Юрий, стараясь смягчить отцову раздраженность, усмехнулся:

— Ох и любите вы, предки, нотации читать!

— Покинь это негодное слово! — вскипел отец окончательно. — Предки, предки!.. Просто затхлой пещерой несет!

Разговор расстроился недолго.

Прибыв к месту, взяли в руки вилы, стали тормошить слежавшиеся, еще не убранные в скирды валки. Юрий скинул цветную рубашку с короткими рукавами. Матово поблескивало его худое, сильно загорелое тело. Антон залюбовался парнем. Правда, к чувству гордости за проворство и ладность в работе сына примешивалось слегка горчащее чувство недовольства его чрезмерной худобой. В сердцах подумал: «Что за дети пошли — одне мослаки торчат. Дурная, видать, мода. Едят добре, обуты-одеты справно, а такие незграбные. Мы в их лета были помускулистее. Может, у них все в ум уходит?..» Прервав размышления, заметил Юрию:

— Сынок, сорочонку-то накинь, накинь. Не то устюками нажжешь плечи — чесаться будут.

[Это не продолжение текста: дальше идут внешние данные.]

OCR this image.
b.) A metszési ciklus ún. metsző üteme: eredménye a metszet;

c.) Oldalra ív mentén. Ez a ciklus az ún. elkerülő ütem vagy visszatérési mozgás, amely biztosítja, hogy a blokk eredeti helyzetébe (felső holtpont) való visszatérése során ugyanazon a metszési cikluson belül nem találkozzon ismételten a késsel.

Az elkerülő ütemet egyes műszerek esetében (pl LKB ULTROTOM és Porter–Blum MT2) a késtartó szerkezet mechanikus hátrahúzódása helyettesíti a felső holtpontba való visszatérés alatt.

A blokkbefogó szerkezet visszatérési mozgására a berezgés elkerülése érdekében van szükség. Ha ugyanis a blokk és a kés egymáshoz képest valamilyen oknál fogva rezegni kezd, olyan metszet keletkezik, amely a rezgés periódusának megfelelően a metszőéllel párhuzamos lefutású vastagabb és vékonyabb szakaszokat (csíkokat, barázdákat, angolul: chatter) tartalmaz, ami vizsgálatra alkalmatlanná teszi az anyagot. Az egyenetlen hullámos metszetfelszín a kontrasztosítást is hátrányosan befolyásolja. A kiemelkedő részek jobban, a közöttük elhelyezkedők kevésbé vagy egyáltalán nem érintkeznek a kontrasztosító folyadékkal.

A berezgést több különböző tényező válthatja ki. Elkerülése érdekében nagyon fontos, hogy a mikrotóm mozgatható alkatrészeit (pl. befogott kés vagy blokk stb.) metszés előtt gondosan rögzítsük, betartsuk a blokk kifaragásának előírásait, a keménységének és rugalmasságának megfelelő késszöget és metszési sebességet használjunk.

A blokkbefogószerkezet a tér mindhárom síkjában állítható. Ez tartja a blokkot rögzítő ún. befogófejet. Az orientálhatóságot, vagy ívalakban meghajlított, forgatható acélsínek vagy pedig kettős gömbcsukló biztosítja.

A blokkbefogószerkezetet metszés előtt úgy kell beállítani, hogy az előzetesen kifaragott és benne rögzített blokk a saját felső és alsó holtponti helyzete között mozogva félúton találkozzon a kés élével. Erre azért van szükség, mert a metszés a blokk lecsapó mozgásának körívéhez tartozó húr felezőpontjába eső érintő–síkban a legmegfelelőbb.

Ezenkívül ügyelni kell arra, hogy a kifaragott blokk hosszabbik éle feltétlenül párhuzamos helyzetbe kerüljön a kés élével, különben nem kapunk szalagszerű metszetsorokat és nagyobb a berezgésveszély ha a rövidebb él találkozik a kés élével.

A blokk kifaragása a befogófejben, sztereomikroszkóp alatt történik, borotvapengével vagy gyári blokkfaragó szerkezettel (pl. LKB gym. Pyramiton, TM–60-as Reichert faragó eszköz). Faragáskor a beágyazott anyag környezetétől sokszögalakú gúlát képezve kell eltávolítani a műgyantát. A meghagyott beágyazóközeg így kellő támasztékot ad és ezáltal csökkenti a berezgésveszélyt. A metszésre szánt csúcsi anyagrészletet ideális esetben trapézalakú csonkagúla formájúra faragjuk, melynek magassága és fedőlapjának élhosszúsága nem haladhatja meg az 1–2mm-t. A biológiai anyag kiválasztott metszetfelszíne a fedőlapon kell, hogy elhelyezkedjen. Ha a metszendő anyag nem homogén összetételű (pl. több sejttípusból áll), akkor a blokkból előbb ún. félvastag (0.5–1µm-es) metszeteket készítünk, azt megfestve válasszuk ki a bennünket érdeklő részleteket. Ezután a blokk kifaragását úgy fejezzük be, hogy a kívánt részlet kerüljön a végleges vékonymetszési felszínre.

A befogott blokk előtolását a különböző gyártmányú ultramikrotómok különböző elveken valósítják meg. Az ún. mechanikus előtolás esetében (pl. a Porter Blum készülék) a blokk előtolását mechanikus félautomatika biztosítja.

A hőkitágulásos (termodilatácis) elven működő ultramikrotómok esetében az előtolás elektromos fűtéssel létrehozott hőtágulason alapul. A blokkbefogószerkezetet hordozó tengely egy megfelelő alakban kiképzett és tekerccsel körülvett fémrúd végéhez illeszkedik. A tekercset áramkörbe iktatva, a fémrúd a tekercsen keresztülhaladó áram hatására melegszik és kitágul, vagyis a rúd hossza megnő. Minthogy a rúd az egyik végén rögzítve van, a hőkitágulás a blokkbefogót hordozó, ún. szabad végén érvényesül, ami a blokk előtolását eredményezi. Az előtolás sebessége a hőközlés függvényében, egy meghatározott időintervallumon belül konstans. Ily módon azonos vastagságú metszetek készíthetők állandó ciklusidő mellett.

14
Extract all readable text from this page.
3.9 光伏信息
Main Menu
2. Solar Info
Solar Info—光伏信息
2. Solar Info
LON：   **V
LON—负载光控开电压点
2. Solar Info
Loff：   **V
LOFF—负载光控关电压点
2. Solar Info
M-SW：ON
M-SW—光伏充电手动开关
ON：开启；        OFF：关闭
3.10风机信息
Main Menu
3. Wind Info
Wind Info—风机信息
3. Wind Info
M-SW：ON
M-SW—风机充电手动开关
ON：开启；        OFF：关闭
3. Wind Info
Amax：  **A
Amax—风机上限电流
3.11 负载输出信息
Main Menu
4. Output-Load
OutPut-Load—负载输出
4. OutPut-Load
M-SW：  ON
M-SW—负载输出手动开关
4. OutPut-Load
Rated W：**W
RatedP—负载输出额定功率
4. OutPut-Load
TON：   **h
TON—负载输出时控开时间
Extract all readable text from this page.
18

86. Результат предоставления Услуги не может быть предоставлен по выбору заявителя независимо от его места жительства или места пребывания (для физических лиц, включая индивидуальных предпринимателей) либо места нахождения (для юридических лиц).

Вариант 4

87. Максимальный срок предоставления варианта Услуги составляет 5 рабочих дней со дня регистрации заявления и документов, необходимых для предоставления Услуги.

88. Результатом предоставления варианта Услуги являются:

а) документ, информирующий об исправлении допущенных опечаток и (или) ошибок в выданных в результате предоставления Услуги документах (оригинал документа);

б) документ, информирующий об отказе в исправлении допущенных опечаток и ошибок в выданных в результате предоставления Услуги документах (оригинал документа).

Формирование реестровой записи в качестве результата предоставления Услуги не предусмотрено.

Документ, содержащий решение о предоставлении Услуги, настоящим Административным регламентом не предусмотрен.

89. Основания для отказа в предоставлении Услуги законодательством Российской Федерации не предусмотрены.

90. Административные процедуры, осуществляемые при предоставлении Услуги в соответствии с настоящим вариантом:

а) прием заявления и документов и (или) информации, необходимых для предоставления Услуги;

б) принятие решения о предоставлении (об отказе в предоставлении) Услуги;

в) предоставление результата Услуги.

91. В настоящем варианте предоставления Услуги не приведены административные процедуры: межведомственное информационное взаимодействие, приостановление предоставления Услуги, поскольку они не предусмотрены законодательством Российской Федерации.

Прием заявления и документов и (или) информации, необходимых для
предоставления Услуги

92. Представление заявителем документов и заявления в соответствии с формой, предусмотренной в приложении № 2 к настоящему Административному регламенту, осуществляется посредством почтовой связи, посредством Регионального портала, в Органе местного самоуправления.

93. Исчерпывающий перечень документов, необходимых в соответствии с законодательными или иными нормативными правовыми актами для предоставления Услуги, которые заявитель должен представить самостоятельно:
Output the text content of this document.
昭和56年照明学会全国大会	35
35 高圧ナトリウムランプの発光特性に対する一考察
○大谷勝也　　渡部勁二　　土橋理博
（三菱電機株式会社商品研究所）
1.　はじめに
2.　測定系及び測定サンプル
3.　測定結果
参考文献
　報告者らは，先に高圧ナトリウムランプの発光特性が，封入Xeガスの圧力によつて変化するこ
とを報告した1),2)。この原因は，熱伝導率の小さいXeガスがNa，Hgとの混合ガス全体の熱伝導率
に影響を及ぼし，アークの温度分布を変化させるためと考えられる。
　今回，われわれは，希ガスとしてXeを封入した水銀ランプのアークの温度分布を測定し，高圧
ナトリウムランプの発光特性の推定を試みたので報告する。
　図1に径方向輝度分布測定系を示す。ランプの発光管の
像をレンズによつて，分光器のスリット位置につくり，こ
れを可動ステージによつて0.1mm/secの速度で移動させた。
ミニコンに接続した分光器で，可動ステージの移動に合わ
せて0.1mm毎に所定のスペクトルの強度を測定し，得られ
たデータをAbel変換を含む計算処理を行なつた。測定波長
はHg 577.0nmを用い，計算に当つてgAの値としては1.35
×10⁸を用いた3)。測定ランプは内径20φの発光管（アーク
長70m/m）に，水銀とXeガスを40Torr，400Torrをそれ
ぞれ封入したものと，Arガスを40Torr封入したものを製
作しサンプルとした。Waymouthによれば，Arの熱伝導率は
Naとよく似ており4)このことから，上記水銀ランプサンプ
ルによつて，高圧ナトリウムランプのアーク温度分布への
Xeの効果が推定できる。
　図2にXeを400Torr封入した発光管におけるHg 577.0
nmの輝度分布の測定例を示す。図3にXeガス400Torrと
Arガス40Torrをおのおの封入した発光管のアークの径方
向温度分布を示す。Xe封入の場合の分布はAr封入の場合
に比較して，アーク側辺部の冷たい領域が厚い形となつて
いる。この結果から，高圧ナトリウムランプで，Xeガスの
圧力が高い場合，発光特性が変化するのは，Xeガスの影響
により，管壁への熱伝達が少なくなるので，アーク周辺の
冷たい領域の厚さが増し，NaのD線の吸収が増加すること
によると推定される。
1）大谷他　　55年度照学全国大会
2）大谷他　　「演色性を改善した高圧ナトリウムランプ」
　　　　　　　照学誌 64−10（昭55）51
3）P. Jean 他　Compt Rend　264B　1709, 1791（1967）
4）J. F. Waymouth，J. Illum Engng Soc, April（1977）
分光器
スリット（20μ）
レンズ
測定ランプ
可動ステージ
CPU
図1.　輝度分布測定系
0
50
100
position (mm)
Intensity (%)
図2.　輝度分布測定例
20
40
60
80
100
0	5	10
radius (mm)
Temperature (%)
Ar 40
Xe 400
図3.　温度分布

Стреноженные кони, звучно пофыркивая, позвякивая уздечками, паслись в стороне. Юрий топтался на укладываемой в арбу соломе, Антон подавал ему снизу навильник за навильником, приговаривая словами детской считалочки, неизвестно как попавшей ему на язык:

— Солома, полова, дышло — гоп! — вышло… — На восклицание «гоп» он забрасывал навильник в необходимое по его расчетам место на арбе. На слове «вышло» выдергивал вилы и возвращался от арбы к валку. — Как там, Юрок? — интересовался он.

— Давай-подавай, дело покажет! — отвечал сын не раз слышанными от отца словами.

— Топчи крепче, чтоб не раструсить по степу.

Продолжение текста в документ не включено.